D’altra parte, per valutare l’accuratezza dei metodi di valutazione bibliometrici è necessario accertare la loro capacità di distinguere tra buona e cattiva ricerca. È un esercizio che non è stato finora condotto e quindi la loro efficacia resta dubbia.
Un indice semplice e trasparente
In due nostri lavori, abbiamo affrontato il problema costruendo semplici e facilmente comprensibili misure bibliometriche. Abbiamo poi valutato la loro validità utilizzando una serie di benchmark: per esempio, un ipotetico “dipartimento” che include solo vincitori di premio Nobel, un secondo gruppo, definito “leading”, è formato da membri di dipartimenti americani che si collocano ai primi posti nelle classifiche internazionali, mentre un altro dipartimento “forze di mercato” è basato su ranking reputazionali. L’idea è che se il metodo bibliometrico riesce a distinguere i diversi gruppi benchmark, allora può essere considerato adatto a distinguere tra buona e cattiva ricerca.

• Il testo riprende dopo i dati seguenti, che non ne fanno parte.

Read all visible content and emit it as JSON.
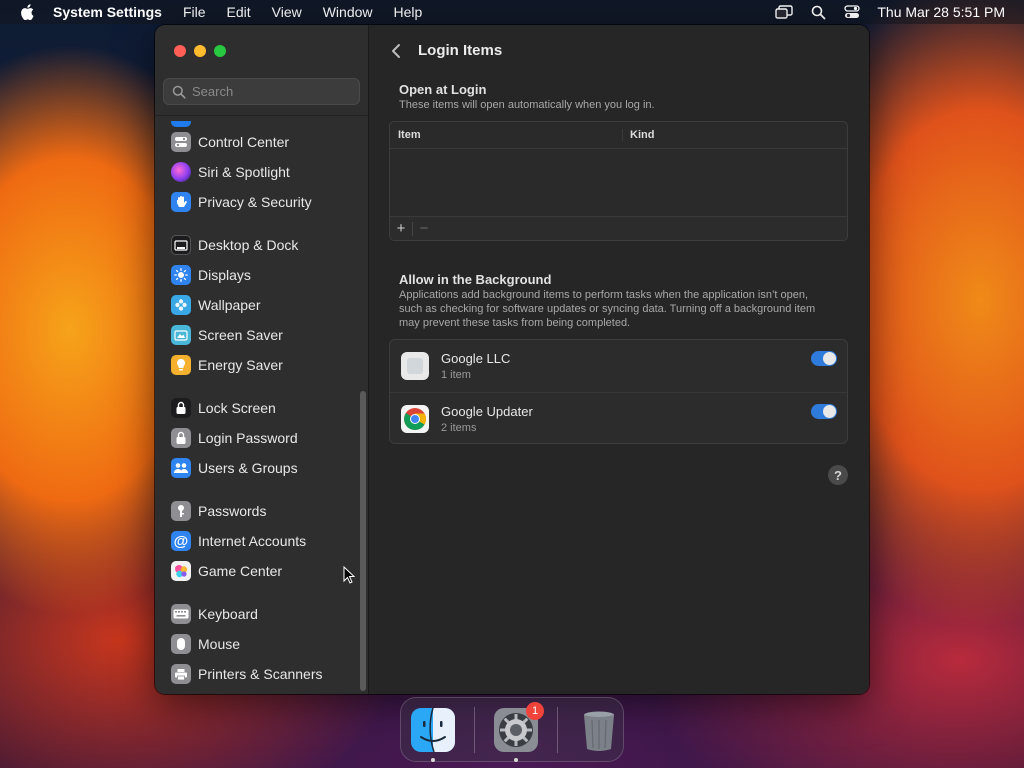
{
  "menubar": {
    "app_name": "System Settings",
    "menus": [
      "File",
      "Edit",
      "View",
      "Window",
      "Help"
    ],
    "clock": "Thu Mar 28  5:51 PM"
  },
  "sidebar": {
    "search_placeholder": "Search",
    "groups": [
      [
        {
          "label": "Control Center",
          "icon": "control-center-icon",
          "color": "#8e8e93"
        },
        {
          "label": "Siri & Spotlight",
          "icon": "siri-icon",
          "color": "#b84bd6"
        },
        {
          "label": "Privacy & Security",
          "icon": "hand-icon",
          "color": "#2f84f0"
        }
      ],
      [
        {
          "label": "Desktop & Dock",
          "icon": "dock-icon",
          "color": "#1c1c1e"
        },
        {
          "label": "Displays",
          "icon": "sun-icon",
          "color": "#2f84f0"
        },
        {
          "label": "Wallpaper",
          "icon": "flower-icon",
          "color": "#3aa8e6"
        },
        {
          "label": "Screen Saver",
          "icon": "screen-saver-icon",
          "color": "#49b7d8"
        },
        {
          "label": "Energy Saver",
          "icon": "bulb-icon",
          "color": "#f5b02e"
        }
      ],
      [
        {
          "label": "Lock Screen",
          "icon": "lock-icon",
          "color": "#1c1c1e"
        },
        {
          "label": "Login Password",
          "icon": "lock-icon",
          "color": "#8e8e93"
        },
        {
          "label": "Users & Groups",
          "icon": "users-icon",
          "color": "#2f84f0"
        }
      ],
      [
        {
          "label": "Passwords",
          "icon": "key-icon",
          "color": "#8e8e93"
        },
        {
          "label": "Internet Accounts",
          "icon": "at-icon",
          "color": "#2f84f0"
        },
        {
          "label": "Game Center",
          "icon": "game-center-icon",
          "color": "#f2f2f2"
        }
      ],
      [
        {
          "label": "Keyboard",
          "icon": "keyboard-icon",
          "color": "#8e8e93"
        },
        {
          "label": "Mouse",
          "icon": "mouse-icon",
          "color": "#8e8e93"
        },
        {
          "label": "Printers & Scanners",
          "icon": "printer-icon",
          "color": "#8e8e93"
        }
      ]
    ]
  },
  "main": {
    "title": "Login Items",
    "open_at_login": {
      "title": "Open at Login",
      "subtitle": "These items will open automatically when you log in.",
      "col_item": "Item",
      "col_kind": "Kind",
      "add": "+",
      "remove": "−"
    },
    "background": {
      "title": "Allow in the Background",
      "description": "Applications add background items to perform tasks when the application isn’t open, such as checking for software updates or syncing data. Turning off a background item may prevent these tasks from being completed.",
      "items": [
        {
          "name": "Google LLC",
          "count": "1 item",
          "enabled": true
        },
        {
          "name": "Google Updater",
          "count": "2 items",
          "enabled": true
        }
      ]
    },
    "help": "?"
  },
  "dock": {
    "badge": "1"
  },
  "colors": {
    "accent": "#2f7bdc",
    "close": "#ff5f57",
    "minimize": "#febc2e",
    "zoom": "#28c840"
  }
}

I nostri risultati confermano che questi semplici indici bibliometrici sono in grado di distinguere adeguatamente i diversi gruppi, sebbene alcuni funzionino meglio di altri. Per esempio, utilizzare griglie più sottili ai fini del ranking o valutare un più ampio numero di lavori aumenta la capacità di individuare la ricerca di più alta qualità. Utilizzare le citazioni di uno studio contenute in ricerche successive insieme al semplice conteggio delle ricerche svolte può migliorare i risultati del sistema di valutazione, soprattutto quando le citazioni sono registrate per lunghi periodi.
Nel nostro lavoro effettuiamo anche un primo conto sommario dei costi dei metodi bibliometrici per sottolineare che sono più economici della revisione fra pari, senza per questo essere necessariamente meno accurati nel valutare un dato lavoro, almeno in alcuni campi.

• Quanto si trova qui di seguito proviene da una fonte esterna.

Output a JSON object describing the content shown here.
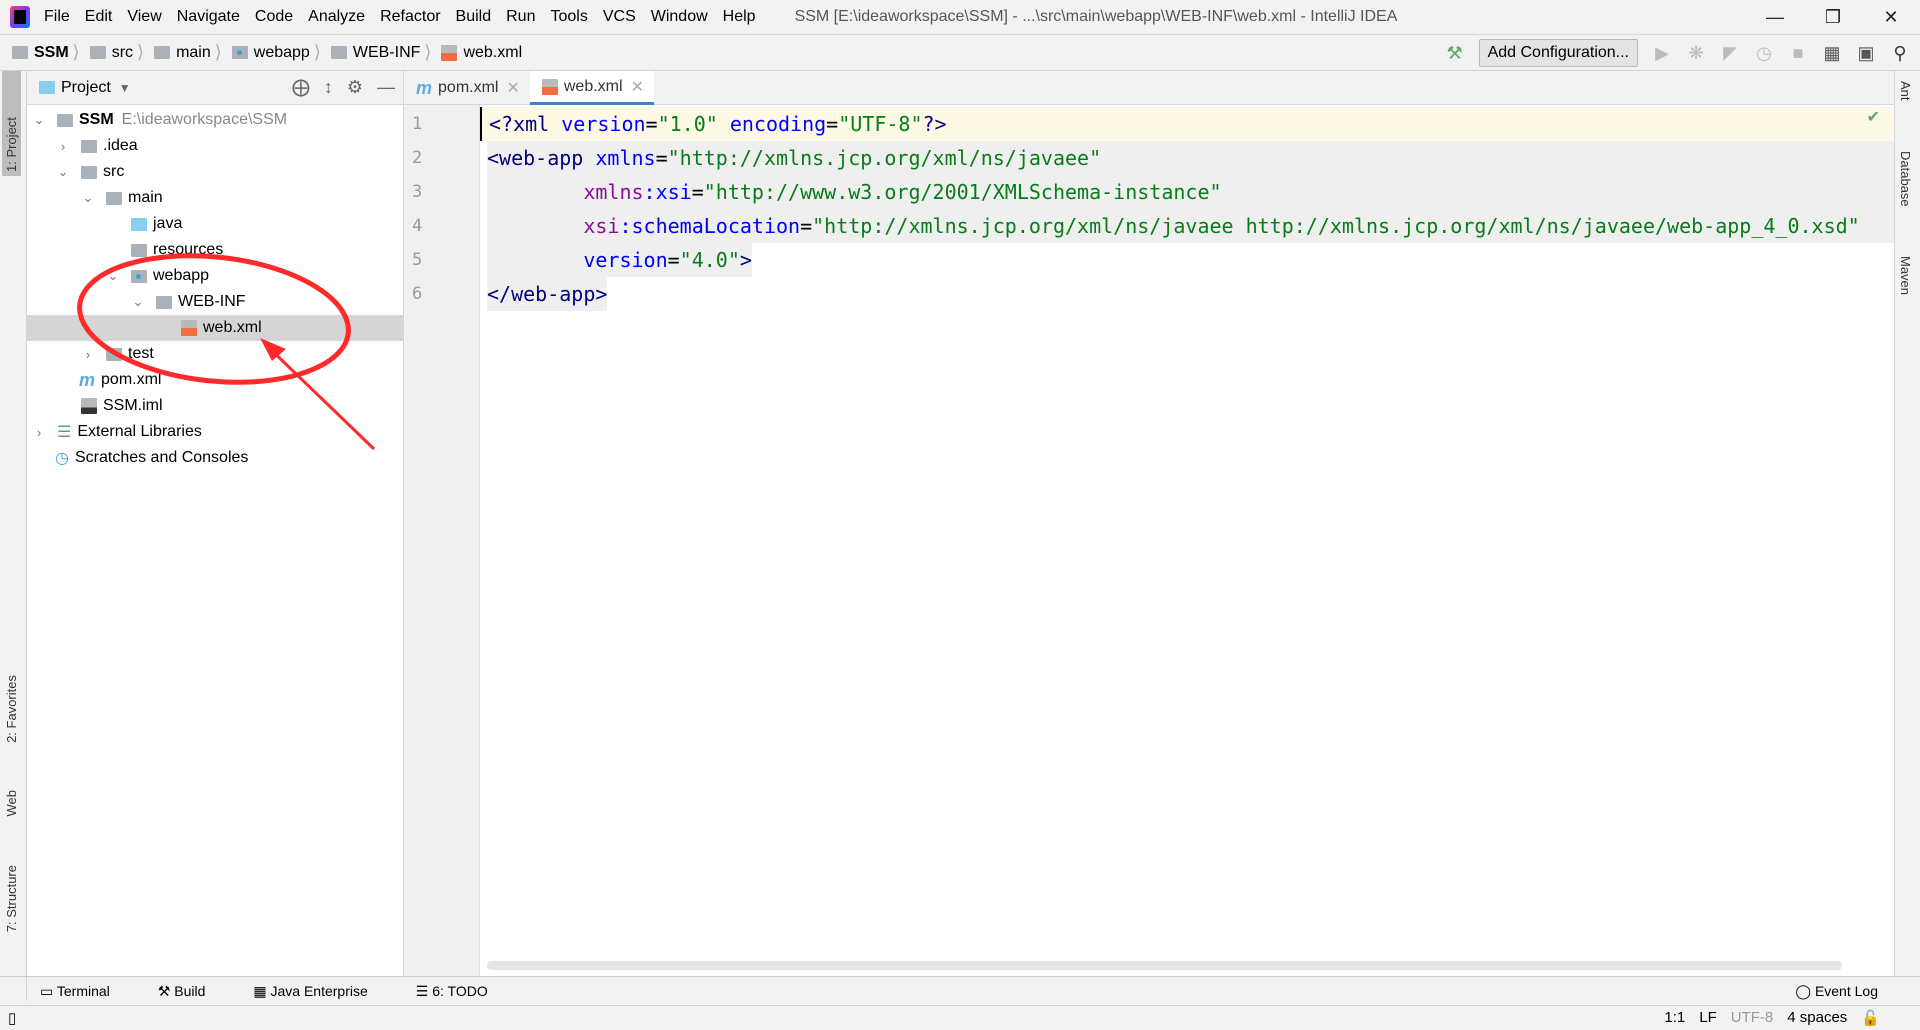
{
  "window": {
    "title": "SSM [E:\\ideaworkspace\\SSM] - ...\\src\\main\\webapp\\WEB-INF\\web.xml - IntelliJ IDEA"
  },
  "menu": [
    "File",
    "Edit",
    "View",
    "Navigate",
    "Code",
    "Analyze",
    "Refactor",
    "Build",
    "Run",
    "Tools",
    "VCS",
    "Window",
    "Help"
  ],
  "breadcrumb": [
    "SSM",
    "src",
    "main",
    "webapp",
    "WEB-INF",
    "web.xml"
  ],
  "toolbar": {
    "add_configuration": "Add Configuration..."
  },
  "project": {
    "title": "Project",
    "root_name": "SSM",
    "root_path": "E:\\ideaworkspace\\SSM",
    "items": [
      ".idea",
      "src",
      "main",
      "java",
      "resources",
      "webapp",
      "WEB-INF",
      "web.xml",
      "test",
      "pom.xml",
      "SSM.iml",
      "External Libraries",
      "Scratches and Consoles"
    ]
  },
  "tabs": [
    "pom.xml",
    "web.xml"
  ],
  "editor": {
    "line_numbers": [
      "1",
      "2",
      "3",
      "4",
      "5",
      "6"
    ]
  },
  "left_tabs": [
    "1: Project",
    "2: Favorites",
    "Web",
    "7: Structure"
  ],
  "right_tabs": [
    "Ant",
    "Database",
    "Maven"
  ],
  "bottom_tools": [
    "Terminal",
    "Build",
    "Java Enterprise",
    "6: TODO"
  ],
  "event_log": "Event Log",
  "status": {
    "position": "1:1",
    "line_sep": "LF",
    "encoding": "UTF-8",
    "indent": "4 spaces"
  },
  "colors": {
    "tag": "#000080",
    "attr": "#0000ff",
    "string": "#067d17",
    "namespace": "#871094",
    "annotation": "#ff2a2a",
    "tab_active": "#4083c9"
  }
}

Nel complesso, dunque, il nostro studio suggerisce di fare maggiore affidamento sulla bibliometria – almeno in alcuni settori della ricerca – per risparmiare sui costi senza perdere in accuratezza. Nondimeno una certa prudenza è necessaria perché abbiamo valutato le misure su gruppi e non su singoli individui: la bibliometria funziona bene “in media”, ma può essere fuorviante in casi singoli o su limitati orizzonti temporali. Nell’insieme, comunque, possiamo considerare i metodi bibliometrici come una modalità per esaminare i risultati della ricerca in modo esaustivo e per valutarne la qualità in modo accurato, allo stesso tempo mantenendo bassi i costi.
(Traduzione di Matteo Laffi)
* La versione originale dell’articolo, in lingua inglese, è disponibile su www.voxeu.org.